Ein Mond ohne Namen. Die anderen Monde von Ketar heißen Rang, Ian, Nar und Mar, doch dieser Mond – der größte und von Ketar am weitesten entfernt – hat aus Rücksicht auf seine Bewohner keinen Namen. Der Einfachheit halber möchte ich ihn Achat nennen. Mit seinen stufenartigen Farbverläufen vom Ozean in Küstennähe von Schwarzblau bis gänzlich Weiß und den durch Erosion entstandenen Terrassen der Gesteinsformationen von Dunkelbraun bis hin zu hellem Rosa funkelt er beschienen von unserem zentralen Doppelgestirn wie ein runder Quarz, der in der Schwerelosigkeit verloren ging.

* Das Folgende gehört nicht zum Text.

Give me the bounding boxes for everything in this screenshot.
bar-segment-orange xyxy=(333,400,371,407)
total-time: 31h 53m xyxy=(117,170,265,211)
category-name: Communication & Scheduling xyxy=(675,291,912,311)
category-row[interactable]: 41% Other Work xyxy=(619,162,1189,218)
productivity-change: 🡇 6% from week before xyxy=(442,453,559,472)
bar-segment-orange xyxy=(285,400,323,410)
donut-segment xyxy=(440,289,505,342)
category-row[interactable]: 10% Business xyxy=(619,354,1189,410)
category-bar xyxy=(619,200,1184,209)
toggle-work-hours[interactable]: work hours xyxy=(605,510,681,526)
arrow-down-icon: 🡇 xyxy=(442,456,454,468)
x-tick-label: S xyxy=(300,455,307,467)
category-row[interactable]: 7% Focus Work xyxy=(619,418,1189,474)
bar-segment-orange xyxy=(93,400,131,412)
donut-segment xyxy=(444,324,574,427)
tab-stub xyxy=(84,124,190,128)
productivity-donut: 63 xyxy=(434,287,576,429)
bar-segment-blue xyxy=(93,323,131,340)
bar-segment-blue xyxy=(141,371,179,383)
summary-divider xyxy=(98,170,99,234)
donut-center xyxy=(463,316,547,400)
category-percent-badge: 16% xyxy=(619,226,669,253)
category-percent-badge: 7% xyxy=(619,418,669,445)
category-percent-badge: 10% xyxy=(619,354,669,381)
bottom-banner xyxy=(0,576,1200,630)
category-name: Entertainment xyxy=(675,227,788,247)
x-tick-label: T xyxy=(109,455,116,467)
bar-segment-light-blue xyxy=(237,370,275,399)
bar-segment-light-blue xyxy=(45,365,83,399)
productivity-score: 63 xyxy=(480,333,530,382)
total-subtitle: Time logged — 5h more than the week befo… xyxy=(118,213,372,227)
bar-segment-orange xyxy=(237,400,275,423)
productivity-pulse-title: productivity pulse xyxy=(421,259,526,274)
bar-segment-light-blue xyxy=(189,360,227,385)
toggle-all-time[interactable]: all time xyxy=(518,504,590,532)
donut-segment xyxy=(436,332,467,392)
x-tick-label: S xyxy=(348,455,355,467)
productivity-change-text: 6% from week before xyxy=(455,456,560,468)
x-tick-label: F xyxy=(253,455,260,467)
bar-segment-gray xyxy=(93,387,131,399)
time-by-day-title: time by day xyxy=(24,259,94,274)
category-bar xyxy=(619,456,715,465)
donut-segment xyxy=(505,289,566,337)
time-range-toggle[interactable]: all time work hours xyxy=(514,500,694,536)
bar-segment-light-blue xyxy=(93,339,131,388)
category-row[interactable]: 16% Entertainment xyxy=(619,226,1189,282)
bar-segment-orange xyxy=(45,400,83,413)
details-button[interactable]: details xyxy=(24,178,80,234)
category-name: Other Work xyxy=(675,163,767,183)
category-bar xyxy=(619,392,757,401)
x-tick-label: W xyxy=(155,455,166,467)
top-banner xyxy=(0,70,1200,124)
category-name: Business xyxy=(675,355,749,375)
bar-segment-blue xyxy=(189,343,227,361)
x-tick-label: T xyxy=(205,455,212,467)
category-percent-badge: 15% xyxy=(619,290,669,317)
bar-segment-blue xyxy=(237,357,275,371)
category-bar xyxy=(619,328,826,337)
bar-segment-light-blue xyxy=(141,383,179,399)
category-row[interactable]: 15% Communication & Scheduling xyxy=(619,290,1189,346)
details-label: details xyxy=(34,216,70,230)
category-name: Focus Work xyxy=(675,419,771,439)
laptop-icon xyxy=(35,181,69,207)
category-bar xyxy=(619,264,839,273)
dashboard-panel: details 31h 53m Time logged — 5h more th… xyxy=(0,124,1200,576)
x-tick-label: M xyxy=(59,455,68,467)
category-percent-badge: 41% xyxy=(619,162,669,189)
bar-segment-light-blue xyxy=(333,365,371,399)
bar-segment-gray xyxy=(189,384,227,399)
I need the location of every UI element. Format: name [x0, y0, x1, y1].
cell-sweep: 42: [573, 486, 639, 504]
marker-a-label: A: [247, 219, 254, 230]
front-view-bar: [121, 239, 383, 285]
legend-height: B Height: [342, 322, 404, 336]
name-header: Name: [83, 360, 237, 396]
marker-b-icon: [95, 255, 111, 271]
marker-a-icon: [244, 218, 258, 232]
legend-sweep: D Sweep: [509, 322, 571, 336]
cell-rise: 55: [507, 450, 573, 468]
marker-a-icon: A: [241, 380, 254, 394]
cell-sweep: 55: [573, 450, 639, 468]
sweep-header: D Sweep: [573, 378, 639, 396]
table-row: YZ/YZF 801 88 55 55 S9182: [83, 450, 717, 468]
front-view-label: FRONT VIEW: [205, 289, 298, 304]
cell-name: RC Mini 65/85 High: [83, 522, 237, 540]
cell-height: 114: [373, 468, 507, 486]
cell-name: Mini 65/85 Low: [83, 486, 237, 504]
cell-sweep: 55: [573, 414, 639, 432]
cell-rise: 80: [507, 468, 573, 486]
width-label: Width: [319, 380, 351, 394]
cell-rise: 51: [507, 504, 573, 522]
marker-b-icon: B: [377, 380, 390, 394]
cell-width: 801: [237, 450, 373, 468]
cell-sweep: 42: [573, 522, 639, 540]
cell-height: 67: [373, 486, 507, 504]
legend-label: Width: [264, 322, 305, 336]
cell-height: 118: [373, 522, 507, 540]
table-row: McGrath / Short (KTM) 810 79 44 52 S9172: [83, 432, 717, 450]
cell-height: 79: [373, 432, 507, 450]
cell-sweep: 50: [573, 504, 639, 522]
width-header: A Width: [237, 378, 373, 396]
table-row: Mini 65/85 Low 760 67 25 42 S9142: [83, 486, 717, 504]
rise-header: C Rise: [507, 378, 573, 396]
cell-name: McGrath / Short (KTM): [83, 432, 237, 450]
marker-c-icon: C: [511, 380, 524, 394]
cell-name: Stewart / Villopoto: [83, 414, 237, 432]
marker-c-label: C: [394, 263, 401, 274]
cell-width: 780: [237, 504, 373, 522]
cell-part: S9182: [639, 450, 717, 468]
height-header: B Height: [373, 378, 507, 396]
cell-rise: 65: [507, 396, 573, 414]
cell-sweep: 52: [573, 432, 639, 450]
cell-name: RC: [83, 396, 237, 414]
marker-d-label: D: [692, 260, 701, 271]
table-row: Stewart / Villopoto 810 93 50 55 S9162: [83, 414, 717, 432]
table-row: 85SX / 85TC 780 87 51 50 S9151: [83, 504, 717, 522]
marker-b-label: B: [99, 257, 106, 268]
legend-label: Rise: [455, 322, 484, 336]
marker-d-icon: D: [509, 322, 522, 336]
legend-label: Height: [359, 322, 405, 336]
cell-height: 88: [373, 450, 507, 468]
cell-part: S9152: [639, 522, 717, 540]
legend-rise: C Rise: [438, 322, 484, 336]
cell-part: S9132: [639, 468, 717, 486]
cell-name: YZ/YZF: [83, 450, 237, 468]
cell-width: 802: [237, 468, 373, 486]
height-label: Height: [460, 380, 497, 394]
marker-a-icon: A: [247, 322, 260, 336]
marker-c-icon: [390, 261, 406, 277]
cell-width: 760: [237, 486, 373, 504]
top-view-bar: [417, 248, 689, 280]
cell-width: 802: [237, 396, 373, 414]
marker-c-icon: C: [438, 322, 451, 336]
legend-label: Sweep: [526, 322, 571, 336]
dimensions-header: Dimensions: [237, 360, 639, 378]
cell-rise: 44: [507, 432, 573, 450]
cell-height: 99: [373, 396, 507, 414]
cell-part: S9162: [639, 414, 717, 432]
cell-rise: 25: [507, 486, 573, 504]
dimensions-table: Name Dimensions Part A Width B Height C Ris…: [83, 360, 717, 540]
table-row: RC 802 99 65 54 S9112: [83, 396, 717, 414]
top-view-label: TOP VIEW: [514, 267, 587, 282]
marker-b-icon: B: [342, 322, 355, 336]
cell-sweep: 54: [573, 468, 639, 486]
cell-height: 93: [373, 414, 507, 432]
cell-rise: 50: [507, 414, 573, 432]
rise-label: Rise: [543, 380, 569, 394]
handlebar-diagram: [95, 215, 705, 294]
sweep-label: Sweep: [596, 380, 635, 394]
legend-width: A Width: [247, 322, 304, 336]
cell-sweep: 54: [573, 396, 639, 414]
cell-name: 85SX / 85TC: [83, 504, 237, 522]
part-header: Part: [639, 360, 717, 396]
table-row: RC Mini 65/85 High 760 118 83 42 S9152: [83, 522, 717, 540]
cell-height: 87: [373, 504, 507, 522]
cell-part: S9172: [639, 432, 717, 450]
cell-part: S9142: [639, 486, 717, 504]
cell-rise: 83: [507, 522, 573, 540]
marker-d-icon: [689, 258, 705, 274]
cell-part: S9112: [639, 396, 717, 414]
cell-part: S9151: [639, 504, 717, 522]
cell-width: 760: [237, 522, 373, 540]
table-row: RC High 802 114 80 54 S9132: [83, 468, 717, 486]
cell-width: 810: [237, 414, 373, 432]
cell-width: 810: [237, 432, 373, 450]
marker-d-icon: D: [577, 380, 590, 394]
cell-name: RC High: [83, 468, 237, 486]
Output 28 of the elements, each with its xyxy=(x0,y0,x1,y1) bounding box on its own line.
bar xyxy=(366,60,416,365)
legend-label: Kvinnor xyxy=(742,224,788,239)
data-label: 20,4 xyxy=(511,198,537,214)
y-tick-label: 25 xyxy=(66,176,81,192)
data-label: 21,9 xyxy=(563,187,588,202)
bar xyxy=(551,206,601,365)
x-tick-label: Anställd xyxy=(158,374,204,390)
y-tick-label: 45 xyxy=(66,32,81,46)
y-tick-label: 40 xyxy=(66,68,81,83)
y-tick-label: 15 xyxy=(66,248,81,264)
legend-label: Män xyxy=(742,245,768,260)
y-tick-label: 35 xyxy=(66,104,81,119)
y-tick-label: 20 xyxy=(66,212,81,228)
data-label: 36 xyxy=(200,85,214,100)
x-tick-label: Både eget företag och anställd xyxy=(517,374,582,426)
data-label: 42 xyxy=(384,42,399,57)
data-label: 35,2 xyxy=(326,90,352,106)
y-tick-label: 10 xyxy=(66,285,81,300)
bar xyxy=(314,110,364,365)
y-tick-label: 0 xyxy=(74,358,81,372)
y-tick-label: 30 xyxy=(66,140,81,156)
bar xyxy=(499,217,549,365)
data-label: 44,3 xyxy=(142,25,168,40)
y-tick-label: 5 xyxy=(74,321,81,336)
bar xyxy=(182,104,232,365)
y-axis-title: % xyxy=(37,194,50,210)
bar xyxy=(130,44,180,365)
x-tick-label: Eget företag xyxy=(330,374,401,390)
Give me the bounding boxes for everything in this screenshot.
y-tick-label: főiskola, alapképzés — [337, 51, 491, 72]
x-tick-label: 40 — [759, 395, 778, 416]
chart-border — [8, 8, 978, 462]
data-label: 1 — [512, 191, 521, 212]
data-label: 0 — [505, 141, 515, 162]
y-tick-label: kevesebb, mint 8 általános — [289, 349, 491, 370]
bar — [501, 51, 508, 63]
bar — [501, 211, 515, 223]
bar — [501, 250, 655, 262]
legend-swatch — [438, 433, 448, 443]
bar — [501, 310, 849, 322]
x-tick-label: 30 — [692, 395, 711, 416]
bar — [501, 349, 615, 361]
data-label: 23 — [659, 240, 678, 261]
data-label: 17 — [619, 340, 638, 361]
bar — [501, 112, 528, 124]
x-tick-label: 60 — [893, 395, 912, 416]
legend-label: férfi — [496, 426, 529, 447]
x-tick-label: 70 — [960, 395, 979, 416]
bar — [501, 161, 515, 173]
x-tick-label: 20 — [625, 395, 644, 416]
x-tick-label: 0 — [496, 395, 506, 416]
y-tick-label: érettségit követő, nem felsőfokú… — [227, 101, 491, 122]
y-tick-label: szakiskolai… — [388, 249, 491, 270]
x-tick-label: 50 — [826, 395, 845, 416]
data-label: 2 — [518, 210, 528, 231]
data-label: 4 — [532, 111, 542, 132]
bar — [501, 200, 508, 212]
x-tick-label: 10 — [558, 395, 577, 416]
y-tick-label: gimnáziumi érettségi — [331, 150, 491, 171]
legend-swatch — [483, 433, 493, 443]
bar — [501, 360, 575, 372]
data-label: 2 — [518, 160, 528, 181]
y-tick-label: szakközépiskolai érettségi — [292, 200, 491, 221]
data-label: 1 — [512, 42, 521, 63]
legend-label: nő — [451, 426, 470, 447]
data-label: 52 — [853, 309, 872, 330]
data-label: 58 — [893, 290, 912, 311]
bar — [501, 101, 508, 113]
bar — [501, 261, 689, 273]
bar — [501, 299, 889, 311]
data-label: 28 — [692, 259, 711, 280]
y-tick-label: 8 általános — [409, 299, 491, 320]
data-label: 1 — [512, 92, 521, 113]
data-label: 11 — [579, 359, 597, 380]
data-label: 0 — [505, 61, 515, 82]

Sicherlich haben Achats Bewohner einen eigenen Namen für ihren Planeten, doch beschränkt sich unser Wissen über eben diese Bewohner auf Beobachtungen durch das Observatorium auf dem hohen Zarfet. Nicht, dass die Ketari kein Interesse an ihren Nachbarn hätten, doch wurde einst in einer Abstimmung auf allen drei Kontinenten über das telepathische Netzwerk entschieden, dass unser Mond solange ohne Namen bleibt bis dessen Bewohner ihn uns selbst sagen können. Dabei bleibt auf deren Entwicklung zur raumfahrtfähigen Spezies zu warten, denn obwohl wir selbst sie jeder Zeit hätten aufsuchen können, schien es angebracht sie ebenfalls die notwendigen Entwicklungen durchlaufen zu lassen, um sie nicht dieser Möglichkeiten zu berauben, aus ihrem persönlichen Fortschritt zivilisatorische Erfahrungen zu sammeln. In unserer weisen Arroganz sollten wir vom Universum dafür bestraft werden. Die Geschichte beginnt vor meiner Zeit, aber ich kenne sie besser, als jeder andere Ketari, denn vor Kurzem ist sie zu meiner Geschichte geworden. Bis die Geschichte an diesem Punkt angelangt bin ich lediglich der Erzähler, denn wer ich bin und dass es mich eines Tages geben wird, würde zu viel vorwegnehmen.
Ben und Honta
Ben ist ein Husru. Seit seiner frühen Kindheit wünschte sich Ben nichts sehnlicher als den Achat zu besuchen. Er und sein Freund Honta – ein Mensch – träumten von ihrem großen Abenteuer. Sie wollten Raumfahrer werden, mit knapper Not der Schwerkraft Ketars und anderen Havarien entkommen, um fremdes Land und fremde Lebensformen zu entdecken und erforschen. Sie zeichneten Skizzen ihres Raumschiffs, malten sich abenteuerliche Szenarien aus, retteten die ihnen bekannte Welt und hübsche, fremde, weibliche Lebewesen aus den Gefahren die in den Tiefen des Alls nur darauf lauern, dass sich unerschrockene Helden aus dem Schutz ihres natürlichen Lebensraumes begeben.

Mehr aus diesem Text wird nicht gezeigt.